The big struggle of Game Of Thrones in its first season is how it resolves the issue of being able to get the short-term storytelling right, without the advantages the novels have in pacing and exposition. Over the next few episodes we’ll start to see that take shape. For now, “The Kingsroad” is an episode that works extremely well for readers and viewers in retrospect, but had its fair share of struggles on its own.
Notes and quotes:
- “I’ll tell mother!” Joffrey didn’t talk much in the pilot, so his initial scene with Tyrion is his real intro. And what a memorable intro it is.
- “My dear brother. Sometimes I wonder whose side you’re on.” “My dear brother, you wound me. You know how much I love my family.” Although I’m not certain Jaime is well-written in the first few episodes, possibly intentionally, Nikolaj Coster-Waldau is charmingly fantastic.
- Cersei’s vulnerability with Cat about her dead firstborn is a fantastic scene. I dislike how much of the directing forces Cersei into the head-tilted scowl for this season, but when Headey’s given room to talk, she’s great.
- “Sansa can keep her sewing needles. I’ve got a needle of my own.”
- One cinematic choice reflects the episode’s focus on children. During the scene where Jon goes to say goodbye to Bran, the camera sits on the bed in a way that ends up distorting Cat’s face, making the cruel adult feel less real.
- “I have no choice.” “That’s what men always say.” As cruel as Cat is to Jon, this exchange with Ned is great. Serialized TV shows love to show people—usually men—claiming that they don’t have a choice when they do horrible things.

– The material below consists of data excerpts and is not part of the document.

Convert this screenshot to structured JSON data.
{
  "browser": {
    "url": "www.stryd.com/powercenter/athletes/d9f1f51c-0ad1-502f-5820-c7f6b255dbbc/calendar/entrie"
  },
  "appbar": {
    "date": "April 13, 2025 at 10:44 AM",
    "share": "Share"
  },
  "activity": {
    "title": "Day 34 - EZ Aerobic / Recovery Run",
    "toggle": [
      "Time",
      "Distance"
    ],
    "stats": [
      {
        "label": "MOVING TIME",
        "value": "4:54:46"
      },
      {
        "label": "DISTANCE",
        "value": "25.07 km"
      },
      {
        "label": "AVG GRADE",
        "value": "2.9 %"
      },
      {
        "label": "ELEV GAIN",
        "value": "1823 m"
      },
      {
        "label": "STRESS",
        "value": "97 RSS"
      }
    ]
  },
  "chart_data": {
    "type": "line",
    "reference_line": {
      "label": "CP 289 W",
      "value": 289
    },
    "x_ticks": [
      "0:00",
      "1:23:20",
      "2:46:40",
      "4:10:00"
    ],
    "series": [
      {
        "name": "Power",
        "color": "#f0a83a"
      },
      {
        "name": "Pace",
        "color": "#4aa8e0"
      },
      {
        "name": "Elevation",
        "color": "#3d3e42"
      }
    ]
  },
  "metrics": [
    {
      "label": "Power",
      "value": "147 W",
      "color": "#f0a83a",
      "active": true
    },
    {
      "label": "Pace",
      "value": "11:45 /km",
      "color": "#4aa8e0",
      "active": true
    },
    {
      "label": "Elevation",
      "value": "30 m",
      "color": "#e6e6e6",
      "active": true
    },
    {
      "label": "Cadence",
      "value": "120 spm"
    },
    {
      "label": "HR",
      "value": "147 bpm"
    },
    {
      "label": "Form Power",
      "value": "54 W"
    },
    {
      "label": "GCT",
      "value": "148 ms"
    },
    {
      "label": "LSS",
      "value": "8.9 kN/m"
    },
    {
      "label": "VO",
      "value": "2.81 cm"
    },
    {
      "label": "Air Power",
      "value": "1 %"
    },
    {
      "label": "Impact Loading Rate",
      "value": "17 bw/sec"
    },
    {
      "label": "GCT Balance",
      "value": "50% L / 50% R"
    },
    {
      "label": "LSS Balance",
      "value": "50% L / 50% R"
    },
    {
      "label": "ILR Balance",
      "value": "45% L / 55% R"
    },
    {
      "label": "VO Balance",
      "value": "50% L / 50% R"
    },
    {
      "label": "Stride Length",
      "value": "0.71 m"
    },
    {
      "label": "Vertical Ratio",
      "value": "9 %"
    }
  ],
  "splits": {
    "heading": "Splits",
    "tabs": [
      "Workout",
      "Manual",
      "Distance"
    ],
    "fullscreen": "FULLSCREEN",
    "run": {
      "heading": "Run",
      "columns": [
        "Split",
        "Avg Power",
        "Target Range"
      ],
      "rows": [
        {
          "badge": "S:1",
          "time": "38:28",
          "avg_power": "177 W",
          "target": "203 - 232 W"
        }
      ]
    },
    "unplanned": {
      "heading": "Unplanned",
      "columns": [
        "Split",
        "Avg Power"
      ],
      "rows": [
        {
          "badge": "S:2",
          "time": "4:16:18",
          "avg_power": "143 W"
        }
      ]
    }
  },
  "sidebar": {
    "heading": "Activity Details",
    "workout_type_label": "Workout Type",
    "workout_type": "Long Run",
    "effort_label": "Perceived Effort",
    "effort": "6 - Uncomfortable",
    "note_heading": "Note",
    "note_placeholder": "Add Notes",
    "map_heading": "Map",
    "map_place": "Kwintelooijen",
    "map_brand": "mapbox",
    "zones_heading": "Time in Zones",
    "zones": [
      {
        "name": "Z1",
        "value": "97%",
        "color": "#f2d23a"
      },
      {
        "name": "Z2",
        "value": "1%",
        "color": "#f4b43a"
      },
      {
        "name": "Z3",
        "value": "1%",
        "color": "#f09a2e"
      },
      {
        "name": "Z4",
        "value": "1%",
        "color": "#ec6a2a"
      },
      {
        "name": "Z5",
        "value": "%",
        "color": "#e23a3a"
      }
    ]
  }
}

Walter White at the end of Breaking Bad Season 3 is given opportunity after opportunity to go to the police to get himself out of his jam, but instead, he forces a friend to cross a moral line.
- “The next time we see each other, we’ll talk about your mother, eh? I promise.” Sure, Ned.
- Another slight issue with this episode: it has no real sense of time. When Cat says “I have prayed to the Seven for more than a month” about Bran, it’s like “oh, it’s been a month? Okay then.”
- “We have another wolf.” “As you will.” Ouch. OUCH.
- Thanks to Walter_Eagle in comments for the indirect suggestion for this feature’s name. Also, this feature will generally be scheduled for Tuesdays, moving forward.